The tea towel in the roasting tin protects the bottom of the parfait from direct heat. The layers of foil, cling film and baking paper on top of the parfait do the same and prevent steam from getting to it.
Once sliced, the parfait will quickly lose its pinkish colour as exposure to air oxidises the chicken livers. If you’re not serving it all at once, press a piece of cling film directly onto the cut side of the parfait to protect and preserve it.
1. Melt a knob of butter in a saucepan over a medium heat. Fry the shallots, garlic, thyme and bay leaf for 7 minutes until soft but not coloured. Pour in the madeira, port and brandy, then turn the heat up and simmer until the liquid has reduced to about 4 tbsp. Cool.
2. Mix the livers in a bowl with the cooled alcohol mixture, the salts and the white pepper, then cover and marinate in the fridge for 24 hours.
3. Remove the marinated livers from the fridge and leave them to come up to room temperature (this will take about 40 minutes; see Chris’s tips). Melt the 500g butter in a saucepan, then take off the heat and leave to cool slightly.
4. Preheat the oven to 120°C/fan100°C/gas ½ and put a clean tea towel, folded in half, in the bottom of a deep roasting tin. Remove the bay leaf from the chicken livers, then whizz the mixture in a food processor until smooth. With the motor running, add the eggs, one at a time, then pour in the melted butter.
Once the mixture is smooth, work quickly to pass the mixture through a fine sieve.
Pour it into a 28cm x 7cm x 8.5cm deep terrine (we used a Le Creuset terrine).
5. Put the terrine on top of the tea towel in the roasting tin. Pour boiling water into the tin to halfway up the sides of the terrine (this is a bain marie). Quickly and lightly press a rectangle of baking paper on top of the mixture (to stop it rising as it cooks). Cover the top of the terrine with a layer of cling film, then foil – neither should trail in the water.
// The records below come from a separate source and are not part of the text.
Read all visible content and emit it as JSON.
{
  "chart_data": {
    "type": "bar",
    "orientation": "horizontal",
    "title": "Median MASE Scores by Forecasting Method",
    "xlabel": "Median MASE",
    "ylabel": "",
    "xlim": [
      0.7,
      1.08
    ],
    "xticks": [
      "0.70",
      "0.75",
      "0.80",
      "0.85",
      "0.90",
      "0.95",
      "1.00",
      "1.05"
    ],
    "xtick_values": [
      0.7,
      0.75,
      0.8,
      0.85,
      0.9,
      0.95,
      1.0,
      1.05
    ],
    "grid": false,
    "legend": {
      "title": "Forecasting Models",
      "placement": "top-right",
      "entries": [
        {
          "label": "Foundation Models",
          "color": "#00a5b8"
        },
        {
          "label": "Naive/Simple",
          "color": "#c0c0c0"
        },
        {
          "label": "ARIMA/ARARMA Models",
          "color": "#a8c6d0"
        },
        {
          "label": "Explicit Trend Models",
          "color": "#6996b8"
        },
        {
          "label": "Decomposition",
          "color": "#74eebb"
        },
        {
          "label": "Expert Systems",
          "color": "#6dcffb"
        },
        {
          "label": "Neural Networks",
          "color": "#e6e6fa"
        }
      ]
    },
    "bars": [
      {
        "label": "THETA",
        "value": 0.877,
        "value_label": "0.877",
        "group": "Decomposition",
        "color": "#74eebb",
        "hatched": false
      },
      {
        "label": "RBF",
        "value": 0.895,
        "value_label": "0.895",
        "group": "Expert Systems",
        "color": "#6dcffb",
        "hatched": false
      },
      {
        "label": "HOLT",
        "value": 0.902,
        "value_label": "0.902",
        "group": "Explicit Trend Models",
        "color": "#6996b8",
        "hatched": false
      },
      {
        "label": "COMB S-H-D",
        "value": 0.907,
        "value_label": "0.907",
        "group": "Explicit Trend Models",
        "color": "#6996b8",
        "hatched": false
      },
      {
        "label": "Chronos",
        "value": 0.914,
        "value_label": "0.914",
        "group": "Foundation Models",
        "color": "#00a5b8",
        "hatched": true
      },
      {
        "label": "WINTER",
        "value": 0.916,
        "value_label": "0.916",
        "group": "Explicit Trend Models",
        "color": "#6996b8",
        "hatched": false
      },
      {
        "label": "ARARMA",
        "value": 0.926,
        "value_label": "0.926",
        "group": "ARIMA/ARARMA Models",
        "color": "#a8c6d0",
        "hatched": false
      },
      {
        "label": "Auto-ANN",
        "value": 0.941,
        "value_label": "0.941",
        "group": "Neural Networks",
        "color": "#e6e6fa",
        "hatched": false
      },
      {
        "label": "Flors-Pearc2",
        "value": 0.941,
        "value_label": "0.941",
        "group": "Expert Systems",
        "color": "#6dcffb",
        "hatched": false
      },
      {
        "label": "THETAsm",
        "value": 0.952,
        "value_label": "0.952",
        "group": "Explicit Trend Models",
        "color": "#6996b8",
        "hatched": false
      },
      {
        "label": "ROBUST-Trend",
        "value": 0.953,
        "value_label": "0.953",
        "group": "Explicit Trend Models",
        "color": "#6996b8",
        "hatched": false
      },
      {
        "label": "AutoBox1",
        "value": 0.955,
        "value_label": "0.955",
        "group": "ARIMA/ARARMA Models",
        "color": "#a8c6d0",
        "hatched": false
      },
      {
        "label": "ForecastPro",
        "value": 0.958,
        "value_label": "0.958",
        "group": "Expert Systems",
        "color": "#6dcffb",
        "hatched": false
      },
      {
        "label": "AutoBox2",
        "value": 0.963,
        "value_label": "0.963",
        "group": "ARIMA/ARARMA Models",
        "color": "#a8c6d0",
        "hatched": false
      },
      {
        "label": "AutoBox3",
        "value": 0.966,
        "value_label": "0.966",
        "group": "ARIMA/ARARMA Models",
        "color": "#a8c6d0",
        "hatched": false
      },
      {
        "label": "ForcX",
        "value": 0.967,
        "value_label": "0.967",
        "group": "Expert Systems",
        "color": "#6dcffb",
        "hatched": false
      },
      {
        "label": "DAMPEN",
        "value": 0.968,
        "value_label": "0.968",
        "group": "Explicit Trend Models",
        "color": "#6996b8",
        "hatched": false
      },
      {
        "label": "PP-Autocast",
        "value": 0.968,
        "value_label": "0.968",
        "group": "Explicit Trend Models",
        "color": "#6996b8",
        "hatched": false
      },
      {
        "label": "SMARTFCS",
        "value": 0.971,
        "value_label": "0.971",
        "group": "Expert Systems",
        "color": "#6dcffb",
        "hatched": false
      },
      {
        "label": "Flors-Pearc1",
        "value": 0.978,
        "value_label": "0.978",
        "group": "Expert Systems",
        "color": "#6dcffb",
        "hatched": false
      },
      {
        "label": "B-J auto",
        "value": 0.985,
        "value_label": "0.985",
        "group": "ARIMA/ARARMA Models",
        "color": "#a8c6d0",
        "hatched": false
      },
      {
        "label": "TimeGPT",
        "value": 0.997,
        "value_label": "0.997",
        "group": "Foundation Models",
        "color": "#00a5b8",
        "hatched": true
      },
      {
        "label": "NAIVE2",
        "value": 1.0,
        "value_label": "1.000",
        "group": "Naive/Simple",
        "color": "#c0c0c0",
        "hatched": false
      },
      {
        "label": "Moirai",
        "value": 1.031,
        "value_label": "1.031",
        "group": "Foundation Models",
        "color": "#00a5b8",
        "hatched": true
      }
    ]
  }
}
6. Put the roasting tin straight in the oven and cook for 1¾-2 hours until the terrine has a nice wobble and a digital thermometer pushed into the centre reads between 60°C-65°C (we recommend Thermapen). Remove the terrine from the oven. Leave to cool, then chill in the fridge overnight. (Don’t worry if it seems very wobbly when it comes out of the oven – the butter will solidify on cooling and the whole thing will firm up.)
7. The next day, spread a thin layer of the butter and oil mixture over the top of the parfait, then return to the fridge for the butter to harden (about 20-30 minutes). To turn out, run a hot, dry knife around the inside edges of the terrine. Briefly dip the terrine in a sink filled with hot water, then invert onto a board so the butter is at the bottom. If it won’t budge, keep running the hot knife around the edges of the parfait and give it a good shake when inverted to try to loosen the vacuum. Or run a chef’s blowtorch around the outside of the terrine to loosen the parfait.
8. Once out of the terrine, gently smooth the edges of the parfait and sharpen the corners with a small round-bladed knife. Return the parfait to the fridge for 20 minutes (or the freezer for 10 minutes) to harden, then remove and cover the remaining sides with a thin layer of the butter mixture, working quickly.
9. Return to the fridge for another 10-15 minutes, then slice with a hot, dry knife. Serve with toasted brioche and chutney.